Now my love of empanadas knows no bounds. I fell in love with these fried pastries in Easter Island where I consumed so many that after a couple days the guy running the little shop did not even have to ask for my order when I walked in. And the empanadas in Argentina were equally fabulous so I was very excited to try Ecuador’s version. Verdict … Awesome! I had both a cheese empanada and pollo (chicken) empanada, with the chicken being the star. And, unfortunately, I was so interested in eating, I forgot to take a picture … but I am certain there will be more. Simply superb.
So after the lovely empanadas, we made the quick drive to the center of the world. And interesting factoid, there was a llama at the entrance to greet us cause … why not?
We paid the entrance fee and were given a really nice little tour of the site along with demos of some of the gravitational differences between equator and north and south. I failed miserably in the egg challenge (try to balance the egg on the head of a nail while standing on the equator), found it challenging to walk the equator line with my eyes closed, and watched water swirl clockwise when south of the equator and counterclockwise when north of the equator. And what happens on the equator? No swirl. The water flows straight into the bowl.

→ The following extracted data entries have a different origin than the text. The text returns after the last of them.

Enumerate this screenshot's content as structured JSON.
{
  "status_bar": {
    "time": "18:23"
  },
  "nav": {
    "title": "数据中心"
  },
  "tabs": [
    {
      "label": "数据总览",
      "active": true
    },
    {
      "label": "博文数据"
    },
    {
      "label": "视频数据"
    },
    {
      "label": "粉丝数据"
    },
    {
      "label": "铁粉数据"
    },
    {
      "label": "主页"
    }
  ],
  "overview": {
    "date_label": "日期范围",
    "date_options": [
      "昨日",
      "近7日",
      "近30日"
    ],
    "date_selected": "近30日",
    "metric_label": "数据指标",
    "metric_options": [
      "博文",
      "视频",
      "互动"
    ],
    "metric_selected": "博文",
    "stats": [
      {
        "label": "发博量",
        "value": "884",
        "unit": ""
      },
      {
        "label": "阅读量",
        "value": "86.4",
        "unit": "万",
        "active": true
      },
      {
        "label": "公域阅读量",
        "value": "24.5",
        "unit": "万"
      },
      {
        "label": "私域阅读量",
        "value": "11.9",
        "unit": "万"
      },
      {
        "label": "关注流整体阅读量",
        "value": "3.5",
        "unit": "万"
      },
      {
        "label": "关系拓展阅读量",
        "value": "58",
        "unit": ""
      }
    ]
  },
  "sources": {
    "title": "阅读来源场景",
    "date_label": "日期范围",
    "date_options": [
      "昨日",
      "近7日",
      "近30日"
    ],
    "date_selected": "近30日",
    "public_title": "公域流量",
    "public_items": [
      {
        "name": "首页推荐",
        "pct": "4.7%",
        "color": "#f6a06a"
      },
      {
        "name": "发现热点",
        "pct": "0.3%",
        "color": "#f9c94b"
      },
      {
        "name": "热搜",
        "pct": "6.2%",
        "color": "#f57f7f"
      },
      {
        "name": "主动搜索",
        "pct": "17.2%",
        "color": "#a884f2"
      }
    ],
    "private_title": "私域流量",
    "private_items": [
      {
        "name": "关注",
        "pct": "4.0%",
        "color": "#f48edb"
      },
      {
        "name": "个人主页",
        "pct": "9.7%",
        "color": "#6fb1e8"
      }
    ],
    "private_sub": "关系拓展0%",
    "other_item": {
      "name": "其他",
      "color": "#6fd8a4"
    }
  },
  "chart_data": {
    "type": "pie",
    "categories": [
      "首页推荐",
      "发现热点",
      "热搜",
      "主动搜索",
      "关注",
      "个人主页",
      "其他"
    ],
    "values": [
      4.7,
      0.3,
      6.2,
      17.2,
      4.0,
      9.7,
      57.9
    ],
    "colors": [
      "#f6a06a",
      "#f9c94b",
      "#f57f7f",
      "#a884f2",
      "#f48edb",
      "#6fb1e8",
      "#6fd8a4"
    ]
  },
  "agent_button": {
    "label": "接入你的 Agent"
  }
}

And also included in the tour was a bit of history regarding the animals native to the area as well as some history regarding the indigenous peoples of Ecuador, including viewing typical homes and weaponry and learning about the ancient tradition of lopping off the head of your enemy and shrinking it down to the size of a doll’s head. (Fortunately, the practice ended 50 years ago. And yes, we saw an actual shrunken head!
Anyways, all in all, it was a wonderful first day in Quito. Tomorrow we are off to the Otavelo Market (the largest market in the area) as well as some small towns along the way. Looking forward to a little shopping!